Она особенное существо. Проще говоря: актриса на голову выше женщины под тем же именем. Можно ли разделять их? Стала бы она великой Каллас без вызывающего поведения, приступов безумия и истерии, от которых она сама страдает и которые парадоксальным образом остаются ее пищей, пищей вскормившей не менее парадоксальные личности оперной империи, преображенные причудливой алхимией большого искусства?

Вспоминаются слова гениальной Шредер-Девриент: «Видя во мне что-то необыкновенное и желая восхищаться им, вы не вправе требовать, чтобы я никогда не переходила границ вашей скучной жизни!..» «Королева слез» избавила бы себя от многих страданий, а Каллас — от больших неприятностей, ненависти и панического страха перед провалом, если бы обе примадонны чувствовали себя в «скучной жизни» как дома. И той, и другой в этом было отказано.

Каллас следовала своему внутреннему закону, даже если этот закон для сторонних глаз принимал вид анархии. Но когда это, скажите мне, в империи, где примадонн калласовской складки — настоящих, полнокровных, скандальных, — даже в рациональном XX веке с его гарантированными пенсиями продолжают возводить в королевы, царил другой закон кроме анархии? «Опера, — выносит приговор Вернер Эгк, который как композитор действительно разбирается в этом, — опера — это небо, преисполненное надежд, мечтаний, слез, заговоров, неожиданностей, иллюзий, небрежности и точности, — небо, на котором звезды тускнеют немыслимо быстро и лишь магия длится вечно, вечно, как нервозность и ссоры на генеральной репетиции или запах свежего клея вплоть до десятого ряда партера на премьерах, небо, на котором каждый провозглашает как аксиому или догму, что он один значит больше, чем архангел Гавриил и господь Бог вместе взятые, и при этом почти каждый прав».

Пока на этом небосклоне одержимых и восторженных, назло непримиримой мелочной ревности, будут почитать настоящую примадонну, поклоняться ей как диве, как богине, до тех пор пожилая Госпожа Опера, сотни раз приговоренная к смерти, будет сохранять бодрость духа.
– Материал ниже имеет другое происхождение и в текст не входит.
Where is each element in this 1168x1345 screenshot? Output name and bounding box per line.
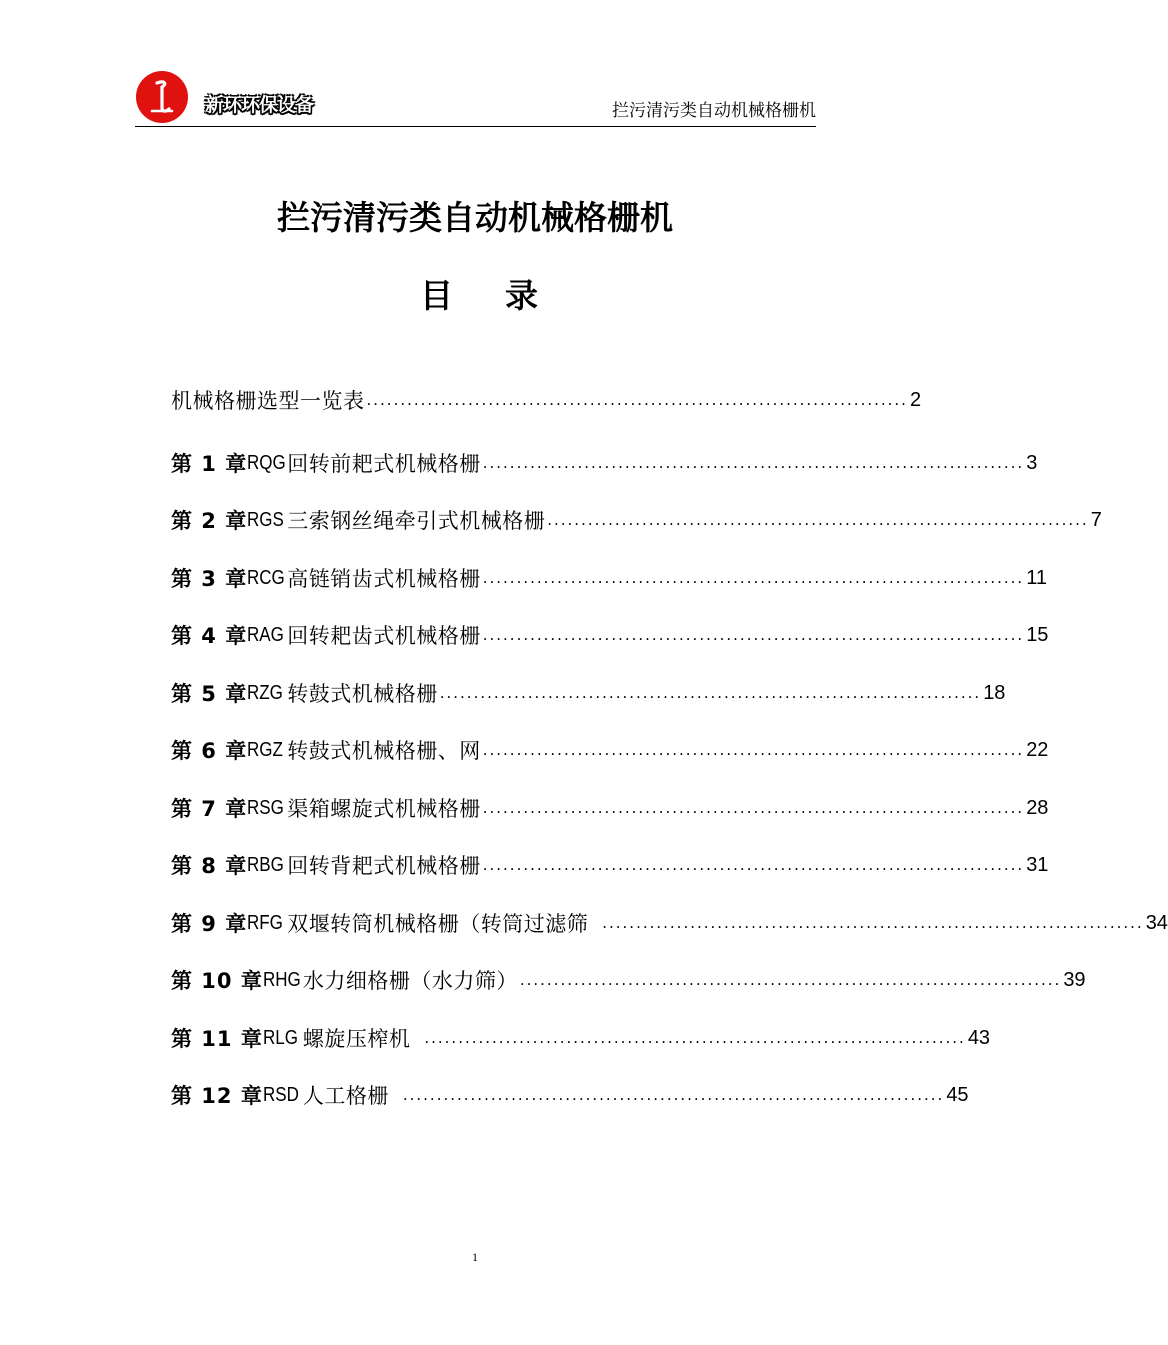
toc-page-number: 31 bbox=[1026, 853, 1049, 876]
toc-chapter: 第 5 章 bbox=[171, 682, 248, 706]
toc-entry-name: 机械格栅选型一览表 bbox=[171, 389, 365, 413]
toc-entry[interactable] bbox=[171, 793, 1049, 823]
toc-entry-name: 双堰转筒机械格栅（转筒过滤筛 bbox=[287, 912, 589, 936]
toc-entry-name: 三索钢丝绳牵引式机械格栅 bbox=[287, 509, 546, 533]
toc-entry[interactable] bbox=[171, 563, 1047, 593]
toc-page-number: 45 bbox=[946, 1083, 969, 1106]
toc-entry[interactable] bbox=[171, 908, 1168, 938]
toc-chapter: 第 2 章 bbox=[171, 509, 248, 533]
toc-page-number: 43 bbox=[967, 1026, 991, 1049]
toc-leader: ................................................................................ bbox=[482, 569, 1025, 587]
toc-entry-name: 渠箱螺旋式机械格栅 bbox=[287, 797, 481, 821]
toc-chapter: 第 4 章 bbox=[171, 624, 248, 648]
toc-leader: ................................................................................ bbox=[482, 799, 1025, 817]
toc-page-number: 34 bbox=[1145, 911, 1168, 934]
toc-page-number: 18 bbox=[983, 681, 1006, 704]
toc-heading-char-1: 目 bbox=[420, 276, 453, 315]
toc-code: RBG bbox=[247, 853, 285, 876]
toc-entry-name: 回转耙齿式机械格栅 bbox=[287, 624, 481, 648]
toc-page-number: 28 bbox=[1026, 796, 1049, 819]
toc-leader: ................................................................................ bbox=[602, 914, 1144, 932]
toc-entry[interactable] bbox=[171, 678, 1006, 708]
toc-entry[interactable] bbox=[171, 1023, 991, 1053]
toc-page-number: 2 bbox=[909, 388, 922, 411]
toc-leader: ................................................................................ bbox=[402, 1086, 945, 1104]
toc-chapter: 第 1 章 bbox=[171, 452, 248, 476]
toc-chapter: 第 6 章 bbox=[171, 739, 248, 763]
toc-code: RQG bbox=[247, 451, 286, 474]
toc-chapter: 第 7 章 bbox=[171, 797, 248, 821]
header-title: 拦污清污类自动机械格栅机 bbox=[612, 101, 816, 121]
toc-entry[interactable] bbox=[171, 385, 922, 415]
document-title: 拦污清污类自动机械格栅机 bbox=[277, 198, 673, 237]
toc-chapter: 第 10 章 bbox=[171, 969, 263, 993]
toc-entry-name: 人工格栅 bbox=[302, 1084, 389, 1108]
toc-code: RGZ bbox=[247, 738, 284, 761]
toc-code: RGS bbox=[247, 508, 285, 531]
company-logo-icon bbox=[135, 70, 189, 124]
toc-entry[interactable] bbox=[171, 448, 1038, 478]
page-header bbox=[135, 68, 816, 127]
toc-entry[interactable] bbox=[171, 620, 1049, 650]
toc-leader: ................................................................................ bbox=[519, 971, 1062, 989]
toc-page-number: 22 bbox=[1026, 738, 1049, 761]
toc-code: RAG bbox=[247, 623, 285, 646]
toc-entry-name: 螺旋压榨机 bbox=[302, 1027, 411, 1051]
toc-entry-name: 回转背耙式机械格栅 bbox=[287, 854, 481, 878]
toc-leader: ................................................................................ bbox=[439, 684, 982, 702]
toc-leader: ................................................................................ bbox=[547, 511, 1089, 529]
toc-code: RZG bbox=[247, 681, 284, 704]
toc-leader: ................................................................................ bbox=[482, 856, 1025, 874]
page-number: 1 bbox=[472, 1250, 478, 1264]
toc-leader: ................................................................................ bbox=[482, 741, 1025, 759]
toc-page-number: 7 bbox=[1090, 508, 1102, 531]
toc-chapter: 第 9 章 bbox=[171, 912, 248, 936]
toc-chapter: 第 8 章 bbox=[171, 854, 248, 878]
toc-page-number: 11 bbox=[1026, 566, 1047, 589]
toc-page-number: 39 bbox=[1063, 968, 1086, 991]
toc-page-number: 3 bbox=[1026, 451, 1038, 474]
toc-entry[interactable] bbox=[171, 1080, 969, 1110]
toc-heading-char-2: 录 bbox=[505, 276, 538, 315]
toc-leader: ................................................................................ bbox=[366, 391, 908, 409]
toc-leader: ................................................................................ bbox=[424, 1029, 966, 1047]
toc-leader: ................................................................................ bbox=[482, 626, 1025, 644]
toc-page-number: 15 bbox=[1026, 623, 1049, 646]
toc-entry-name: 高链销齿式机械格栅 bbox=[287, 567, 481, 591]
toc-code: RSD bbox=[262, 1083, 299, 1106]
toc-entry-name: 水力细格栅（水力筛） bbox=[302, 969, 518, 993]
toc-chapter: 第 12 章 bbox=[171, 1084, 263, 1108]
toc-code: RCG bbox=[247, 566, 286, 589]
toc-leader: ................................................................................ bbox=[482, 454, 1025, 472]
toc-entry[interactable] bbox=[171, 965, 1086, 995]
toc-entry[interactable] bbox=[171, 850, 1049, 880]
toc-code: RFG bbox=[247, 911, 284, 934]
toc-entry[interactable] bbox=[171, 735, 1049, 765]
toc-entry-name: 转鼓式机械格栅、网 bbox=[287, 739, 481, 763]
toc-chapter: 第 11 章 bbox=[171, 1027, 263, 1051]
toc-code: RSG bbox=[247, 796, 285, 819]
toc-heading bbox=[420, 270, 538, 317]
toc-code: RLG bbox=[262, 1026, 298, 1049]
toc-entry-name: 转鼓式机械格栅 bbox=[287, 682, 438, 706]
brand-name: 新环环保设备 bbox=[205, 94, 314, 116]
toc-entry[interactable] bbox=[171, 505, 1102, 535]
toc-chapter: 第 3 章 bbox=[171, 567, 248, 591]
toc-entry-name: 回转前耙式机械格栅 bbox=[287, 452, 481, 476]
toc-code: RHG bbox=[262, 968, 301, 991]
Со всеми своими 350-летними морщинами, возмутительными капризами, смешной искусственностью и безнадежной устарелостью она заманивает все больше почитателей в свои сети, одерживая верх над динамичными младшими сестрами из современного музыкального театра с их искусным гримом. Это с триумфом доказала Мария Каллас, возродив традицию примадонны.

Материал подготовлен на основе книги К. Хонолки "Великие примадонны" (перевод - Р. Солодовник, А. Кацура).

воскресенье, 21 октября 2012 г.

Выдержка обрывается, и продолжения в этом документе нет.